There was a time when I wouldn't leave the house if I didn't have my hair brushed and dyed. Going out on weekends implied buying new clothes for each appointment.
There was a time when I couldn't be myself in front of a partner without worrying if I was dressed up enough to cover up my flaws.

I didn't think about acquiring property, a car or any other asset. I worked in order to pay for the aesthetic treatments, clothes, shoes and beauty salon. The truth is that even in the essence of these attitudes, I was wrong, because all of this was not for me or for my self-love; it was to please and listen to people's praises.
The proof of this is that I paid for a gym membership and went twice a month, spent money on skincare and didn't use it, bought clothes that weren't even my style, but that were trending at the time and many other crazy things.
This vanity was related to the lack of self-esteem and therein lays the danger of reaching exaggeration and a life without the slightest purpose. I couldn't stop, although I was often aware of what I was doing to myself. It had already become a poisonous cycle and each day I increased the dose a little more.
Life always teaches valuable lessons! And if you don't listen to what it’s saying, my friend, you're going to have to learn in whatever way it decides to teach you.
When this process was already exhausting and impacting my financial, emotional and even working relationships and friendships, I started to feel that I needed a sudden change.
But along with that feeling was the inertia to change anything or take on who I really was. But remember what I said about life?

Yeah! In this whirlwind that I thought could not get any worse, the news came with a diagnosis of cancer, more specifically Non-Hodgkin's Lymphoma. So, I finally understood that my options, if I survived, were to change or change. There was no other way.
Without going into details of the whole extremely painful process of cancer treatment, I just need to point out that the first lesson it teaches you is about vanity.
The hair that would not allow me to leave the house without brushing or dyeing, the eyebrows that needed to be flawless, the eye bags always disguised with makeup, all that at that moment, literally fell to the ground. The balding process began and a shiny spot appeared, the eyebrow strands no longer existed, and the bags under my eyes tripled with medication, malaise, sleepless nights and fear.
The body lost all the lean mass and the firmness that I was so concerned with maintaining, at that moment, there was no trace left of it.
And then, life, as the best of mentors, and cancer, as the best of coaches, showed me what really mattered and who I wanted to be from there on. I perceived healing as a gift and my goal is to honor it every day and every minute.
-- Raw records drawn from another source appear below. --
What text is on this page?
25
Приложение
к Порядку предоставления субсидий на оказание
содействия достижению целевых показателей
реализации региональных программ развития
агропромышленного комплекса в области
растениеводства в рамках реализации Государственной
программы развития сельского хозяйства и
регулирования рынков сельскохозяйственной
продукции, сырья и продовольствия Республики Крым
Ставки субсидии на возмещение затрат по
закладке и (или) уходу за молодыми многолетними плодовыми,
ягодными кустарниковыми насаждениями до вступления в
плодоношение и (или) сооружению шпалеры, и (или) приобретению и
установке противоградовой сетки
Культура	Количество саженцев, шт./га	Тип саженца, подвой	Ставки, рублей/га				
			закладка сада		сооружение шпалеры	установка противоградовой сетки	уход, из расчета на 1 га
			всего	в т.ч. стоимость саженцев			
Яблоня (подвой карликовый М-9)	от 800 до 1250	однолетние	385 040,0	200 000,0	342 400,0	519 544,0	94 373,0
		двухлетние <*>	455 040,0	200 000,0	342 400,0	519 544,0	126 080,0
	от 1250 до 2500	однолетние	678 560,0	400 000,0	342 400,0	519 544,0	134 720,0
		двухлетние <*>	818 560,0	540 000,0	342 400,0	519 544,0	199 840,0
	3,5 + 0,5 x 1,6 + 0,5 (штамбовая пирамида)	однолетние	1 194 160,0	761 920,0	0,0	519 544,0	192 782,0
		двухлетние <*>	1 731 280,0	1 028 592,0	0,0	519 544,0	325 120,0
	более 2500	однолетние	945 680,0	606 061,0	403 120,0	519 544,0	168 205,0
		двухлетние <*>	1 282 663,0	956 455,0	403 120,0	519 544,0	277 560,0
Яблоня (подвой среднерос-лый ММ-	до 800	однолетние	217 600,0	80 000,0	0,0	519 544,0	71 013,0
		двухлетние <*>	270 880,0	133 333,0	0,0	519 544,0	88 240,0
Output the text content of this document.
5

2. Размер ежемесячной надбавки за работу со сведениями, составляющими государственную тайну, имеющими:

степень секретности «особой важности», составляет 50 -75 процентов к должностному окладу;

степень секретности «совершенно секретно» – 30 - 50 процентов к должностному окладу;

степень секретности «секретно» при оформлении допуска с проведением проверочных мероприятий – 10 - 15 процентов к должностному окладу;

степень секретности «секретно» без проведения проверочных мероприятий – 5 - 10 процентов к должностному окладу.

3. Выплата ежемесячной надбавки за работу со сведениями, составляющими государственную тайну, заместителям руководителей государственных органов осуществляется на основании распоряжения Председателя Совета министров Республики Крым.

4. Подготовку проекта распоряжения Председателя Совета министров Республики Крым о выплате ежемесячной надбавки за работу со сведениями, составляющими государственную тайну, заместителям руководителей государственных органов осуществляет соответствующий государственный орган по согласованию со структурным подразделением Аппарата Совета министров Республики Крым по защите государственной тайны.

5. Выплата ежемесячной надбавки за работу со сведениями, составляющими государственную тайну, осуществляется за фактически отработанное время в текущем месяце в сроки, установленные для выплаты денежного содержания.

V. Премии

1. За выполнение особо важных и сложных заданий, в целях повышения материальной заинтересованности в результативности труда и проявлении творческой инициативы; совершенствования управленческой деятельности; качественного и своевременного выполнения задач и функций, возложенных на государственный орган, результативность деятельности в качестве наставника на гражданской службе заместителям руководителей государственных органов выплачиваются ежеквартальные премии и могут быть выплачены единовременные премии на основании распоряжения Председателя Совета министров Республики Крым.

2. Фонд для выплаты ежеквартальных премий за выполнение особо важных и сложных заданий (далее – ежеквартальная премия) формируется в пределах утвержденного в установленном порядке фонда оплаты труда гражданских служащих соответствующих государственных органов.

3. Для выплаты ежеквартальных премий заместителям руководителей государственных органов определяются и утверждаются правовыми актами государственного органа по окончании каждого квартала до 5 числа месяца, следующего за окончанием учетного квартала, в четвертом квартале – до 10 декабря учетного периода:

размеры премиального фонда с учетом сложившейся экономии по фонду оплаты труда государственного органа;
Don't you have any more vanity, Liz?
I do, of course! But it is that vanity that values my mental and physical health. I learned the importance of good nutrition, hydrating, treating the body like a sanctuary, because no matter where you go or what you have, it is your main and best home.If I want to brush my hair or even do an aesthetic procedure, it will be for me and not to please anyone or to look like someone I am not.
This vanity is no longer in the first place in my life, only in the place it needs to be: below self-esteem, simplicity and humility.
How about you? Where is your vanity placed at?